Si accorge della mia delusione, lo nota sempre quando qualcosa non va. Sente me, così come le scimmie, così come le foglie. Ed ogni volta che lo sente, lui parla. Parla così tanto, in così tante forme diverse, che le sue parole diventano il suono che preferisco, qualsiasi esso sia. Il suono che riconosco, anche se raramente capisco.
«Ricorda ‘Rai, tutti hanno uno scopo, bisogna solo capire quale.»
Scopo, lo dice così solenne, ma vorrei capire cosa significa avere uno scopo.
Ed invece capisco solo che un Bucaneve è un bucaneve, mentre una Lepre è una lepre. Capisco solo che quando non piove, ciò che mi circonda s’indebolisce, e che quando qualcosa s’indebolisce, muore.
Ma la causa non sempre è l’assenza della pioggia, o così ricordo.
«‘Rai… ha- quale scopo?»
Strofino due delle bianche ed affusolate dita sul suo braccio, dove linee color fuoco s’incrostano ogni giorno di più come la cenere appena bruciata, tranciando ed interrompendo le sconosciute parole marchiate, che narrano chissà quale racconto.
Non lo vedo sorridere, ma credo lo stia facendo, e divento gelosa del tronco appena passato che deve sicuramente averlo visto, con i suoi circolari e scuri occhi fatti di legno. Scuri come quelli che non vedo. Ma sento. Sento che mi stanno prestando attenzione, pur non guardando me, ma il lontano albero sul verdeggiante dirupo.
«Lo troverai prima o poi, ne sono sicuro.»

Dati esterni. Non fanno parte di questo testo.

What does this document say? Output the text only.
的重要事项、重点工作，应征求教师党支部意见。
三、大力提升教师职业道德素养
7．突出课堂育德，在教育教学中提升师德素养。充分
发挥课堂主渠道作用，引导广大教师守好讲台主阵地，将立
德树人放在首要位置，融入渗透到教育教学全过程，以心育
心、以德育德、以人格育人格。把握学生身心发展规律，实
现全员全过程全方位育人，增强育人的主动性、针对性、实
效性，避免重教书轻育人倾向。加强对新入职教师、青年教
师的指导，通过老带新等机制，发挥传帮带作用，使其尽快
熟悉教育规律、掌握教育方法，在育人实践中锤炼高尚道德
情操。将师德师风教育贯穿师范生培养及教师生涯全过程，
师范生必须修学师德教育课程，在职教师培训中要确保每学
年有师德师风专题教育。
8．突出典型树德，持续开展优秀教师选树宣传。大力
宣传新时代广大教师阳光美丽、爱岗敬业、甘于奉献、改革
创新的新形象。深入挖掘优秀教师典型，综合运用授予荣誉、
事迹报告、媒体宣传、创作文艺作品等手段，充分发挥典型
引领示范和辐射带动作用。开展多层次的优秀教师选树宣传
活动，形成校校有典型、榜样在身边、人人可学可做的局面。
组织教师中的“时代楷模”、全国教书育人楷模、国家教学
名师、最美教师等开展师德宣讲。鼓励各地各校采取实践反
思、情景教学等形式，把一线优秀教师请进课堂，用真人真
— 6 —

Perché non mi ascolti, né parli con me?


Non ricordo come, ma credo di averlo perso per quello in cui credeva.
Poggio la piccola e dura nocciola intagliata ad occhio, sotto la pila di sassi, piantati come boccioli nel terreno oramai umido.
Le cordicelle, figlie dello stesso albero che mi dà le spalle, scivolano dalle mie grinfie, mescolandosi con il loro ciondolo nel fango.
Quando mi alzo, il vento fratello tumultua per l’ira del padre, e rimbomba nella mia testa. Dissolvendosi nel vuoto ancestrale.  E lo stesso fango, scorre dalle ginocchia come fosse argento.
Non il tuo, ma il mio sangue.

Un giorno ricorderò, e quel giorno parleremo ancora una volta.
Perché è questo il mio scopo, maestro.